How can an engineer find the source of the problem? It originates, after all, in the flame zone of a highly turbulent combustion chamber. That’s not exactly an easy place for an engineer to take measurements.

“It’s fairly obvious when a combustor is not running well and producing a lot of soot and other pollutants,” said Terry Meyer, an assistant professor of mechanical engineering at Iowa State University. “But then how do you solve that problem?

Like other combustion engineers around the country Meyer turned to laser-based sensors that provide data for computer models of what happens in a flaming mix of fuel and air.

Combustion Research at UC-Davis


It took some pretty fancy research to ascertain that a hydrogen charge increases flame speed and combustion stability.

By selecting lasers of different wavelengths, Meyer’s combustion sensors can record where pollutants such as soot, nitric oxide and carbon monoxide are being formed. The sensors can also look for unburned fuel and capture data about fuel sprays, fuel-air mixing and energy release.

Meyer’s lab is now working on a two-year project to develop and advance laser techniques that are expected to help engineers improve the combustion systems that move vehicles, produce power and heat buildings. An important goal of the project is to analyze and improve the performance of alternative fuels in modern combustion systems.
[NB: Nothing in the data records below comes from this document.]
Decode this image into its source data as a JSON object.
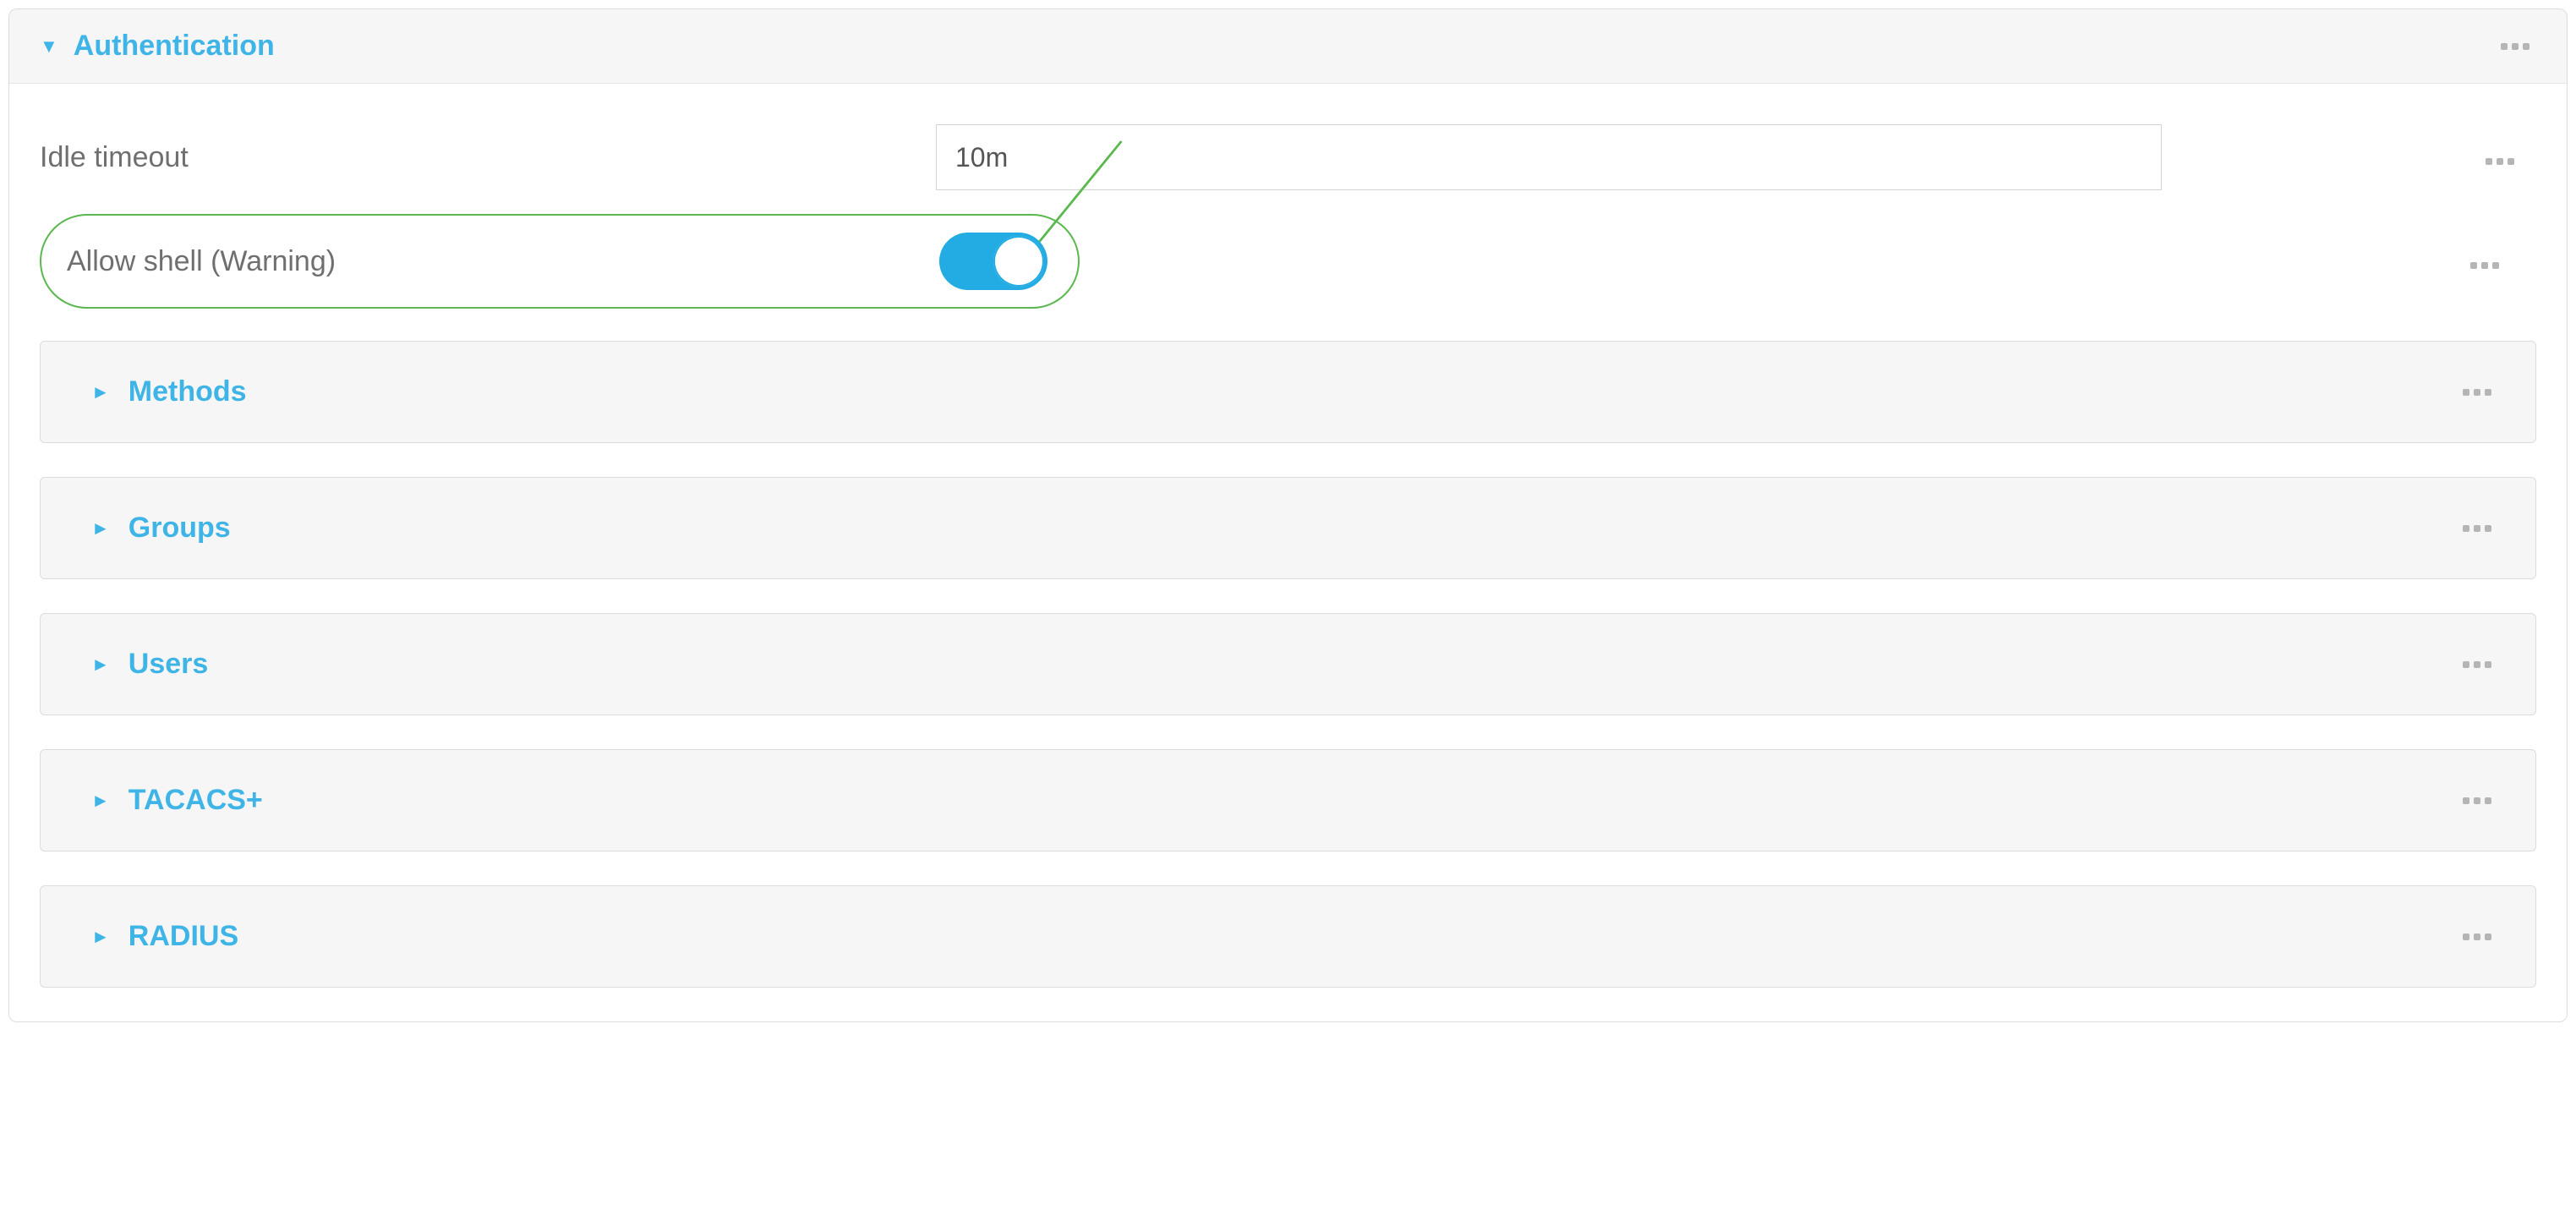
{
  "main_panel": {
    "title": "Authentication",
    "expanded": true
  },
  "idle_timeout": {
    "label": "Idle timeout",
    "value": "10m"
  },
  "allow_shell": {
    "label": "Allow shell (Warning)",
    "enabled": true
  },
  "sub_panels": [
    {
      "title": "Methods"
    },
    {
      "title": "Groups"
    },
    {
      "title": "Users"
    },
    {
      "title": "TACACS+"
    },
    {
      "title": "RADIUS"
    }
  ],
  "colors": {
    "accent": "#3fb4e6",
    "highlight_border": "#5bb84e"
  }
}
So, is this just more coal-bashing by a greenie-weenie in Upstate NY in January with the temperature at 65F? Mostly. On the other hand, Richard Heinberg is one writer who has focused on energy security and what we will do in response to peak oil and peak natural gas. The situation is very critical. Without oil and natural gas, we don’t have irrigation, tractors, the ability to move food (it is very heavy), and heating for the homes (half use natural gas and about 40% use oil).

Imagine if you will, Wile E. Coyote looking smugly at the Road Runner because he avoided making a dumb mistake, only to be smashed by a stupider, more devastating mistake that he made.